Every day there are a string of WHO’S NEW names that look like bad passwords.
Are any of them real part 15 newcomers?
Every day there are a string of WHO’S NEW names that look like bad passwords.
Are any of them real part 15 newcomers?
We guess that strange blog and forum entries that fangle the outskirts of bribble brabble are some kind of spam from at least a few of these party busters, and why would anyone bother with such silliness?
I guess the links seen within the skiddle bosh end up somewhere like an ad or an infestation.
Probably not unlike the generous e-mails I receive all the time.
This morning the United Nations granted me a Humanitarian Award with a $600-million prize, and all I had to do was follow the instructions.
All that money is gone now, emptied in the trash. That’s how humanitarian I am.
radio8z says
Answer
The names in the “who is new” block are users who have registered on the site and as you have surmised many of them are spammers.
We have a very effective SPAM blocker and practically none of the spam postings are viewable here before they get deleted.
Neil
12vman says
Awww, Shucks..
Neil, you take all of my morning fun away! Those spambags are fun to play with… LOL
radio8z says
Sorry About That
:))
Jon Paul and I have done some things which make it hard for spammers to abuse this site. They can go elsewhere with their stuff.
Neil
Carl Blare says
Funny Word “Spam”
They have tins of non-descript meat called “spam”.
Nobody knows what it is.
My grandparents used to serve it once in awhile.
I looked it up at Wikipedia and here is the meat of the story:
“The labeled ingredients in the classic variety of Spam are chopped pork shoulder meat, with ham meat added, salt, water, modified potato starch as a binder, and sodium nitrite as a preservative. Spam’s gelatinous glaze, or aspic, forms from the cooling of meat stock. The product has become part of many jokes and urban legends about mystery meat, which has made it part of pop culture and folklore.”
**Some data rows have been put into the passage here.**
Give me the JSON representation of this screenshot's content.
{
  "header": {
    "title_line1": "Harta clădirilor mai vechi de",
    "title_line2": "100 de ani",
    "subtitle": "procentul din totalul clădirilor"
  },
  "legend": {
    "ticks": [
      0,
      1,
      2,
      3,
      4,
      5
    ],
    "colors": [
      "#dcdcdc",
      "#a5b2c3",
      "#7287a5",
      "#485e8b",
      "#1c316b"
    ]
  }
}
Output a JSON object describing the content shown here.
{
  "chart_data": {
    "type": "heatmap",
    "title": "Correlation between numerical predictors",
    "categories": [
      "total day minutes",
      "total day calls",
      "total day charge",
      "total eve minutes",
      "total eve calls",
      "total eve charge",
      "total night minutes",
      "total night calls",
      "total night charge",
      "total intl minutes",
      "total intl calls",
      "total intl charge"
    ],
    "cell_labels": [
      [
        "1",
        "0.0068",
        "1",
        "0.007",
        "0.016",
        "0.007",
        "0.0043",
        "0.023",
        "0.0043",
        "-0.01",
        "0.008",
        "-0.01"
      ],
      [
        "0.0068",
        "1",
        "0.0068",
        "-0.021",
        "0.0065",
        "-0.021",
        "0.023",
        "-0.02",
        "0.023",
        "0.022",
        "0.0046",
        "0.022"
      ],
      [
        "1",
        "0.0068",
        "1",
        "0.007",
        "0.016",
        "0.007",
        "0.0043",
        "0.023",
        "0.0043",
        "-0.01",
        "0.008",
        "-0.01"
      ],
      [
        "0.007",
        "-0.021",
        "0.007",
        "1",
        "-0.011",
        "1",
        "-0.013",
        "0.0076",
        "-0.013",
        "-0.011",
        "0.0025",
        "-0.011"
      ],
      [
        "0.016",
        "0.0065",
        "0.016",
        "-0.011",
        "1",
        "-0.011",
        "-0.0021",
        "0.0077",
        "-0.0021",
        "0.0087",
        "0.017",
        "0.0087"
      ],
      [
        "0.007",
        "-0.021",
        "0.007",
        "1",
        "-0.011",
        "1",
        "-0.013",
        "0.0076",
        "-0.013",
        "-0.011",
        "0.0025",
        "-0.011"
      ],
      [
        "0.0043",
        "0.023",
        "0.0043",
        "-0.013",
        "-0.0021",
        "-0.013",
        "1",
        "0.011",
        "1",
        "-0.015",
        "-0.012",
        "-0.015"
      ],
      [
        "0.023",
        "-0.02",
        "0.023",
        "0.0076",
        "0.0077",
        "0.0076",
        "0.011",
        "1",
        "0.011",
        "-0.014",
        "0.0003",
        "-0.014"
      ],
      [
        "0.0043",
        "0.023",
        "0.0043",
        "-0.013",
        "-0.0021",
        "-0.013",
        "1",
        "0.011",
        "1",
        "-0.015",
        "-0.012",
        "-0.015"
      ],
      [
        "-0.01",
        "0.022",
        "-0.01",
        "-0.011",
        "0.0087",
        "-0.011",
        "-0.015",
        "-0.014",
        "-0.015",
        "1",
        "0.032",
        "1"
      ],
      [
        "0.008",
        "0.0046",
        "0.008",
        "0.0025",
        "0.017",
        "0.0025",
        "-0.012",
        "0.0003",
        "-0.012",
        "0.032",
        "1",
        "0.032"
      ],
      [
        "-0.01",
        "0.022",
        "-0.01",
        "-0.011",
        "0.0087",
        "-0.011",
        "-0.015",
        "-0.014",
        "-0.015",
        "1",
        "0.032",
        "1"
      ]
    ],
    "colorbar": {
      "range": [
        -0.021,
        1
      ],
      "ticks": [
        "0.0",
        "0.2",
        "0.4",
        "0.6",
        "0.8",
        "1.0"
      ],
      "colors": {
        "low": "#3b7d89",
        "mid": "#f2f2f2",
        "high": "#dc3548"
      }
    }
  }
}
And it explains that the name comes from “spiced ham”.
RFB says
Spam In The Pan
It appears that the anti-spam needs to be expanded to the sign up procedures. It may be effectively blocking bot spam, but it isn’t blocking manual registration spamming.
I would start tracking IP addresses and domain host names and use a redacting program. Add some php scripting to monitor a listing of those IP’s and domains and head them off at the pass.
Unsolicited advertising should be illegal, across the board..literally. It should be so that any spam advertising and it’s “pusher” can be tagged bagged and gagged on the spot, hauled off and locked away from computers for life, advertised company closed down and charges raised against all involved.
They have the one button wonder, so why not a one button eliminator.
Oh…that’s to come in the next 4 episodes of “Ain’t That America”..beginning Nov 7th.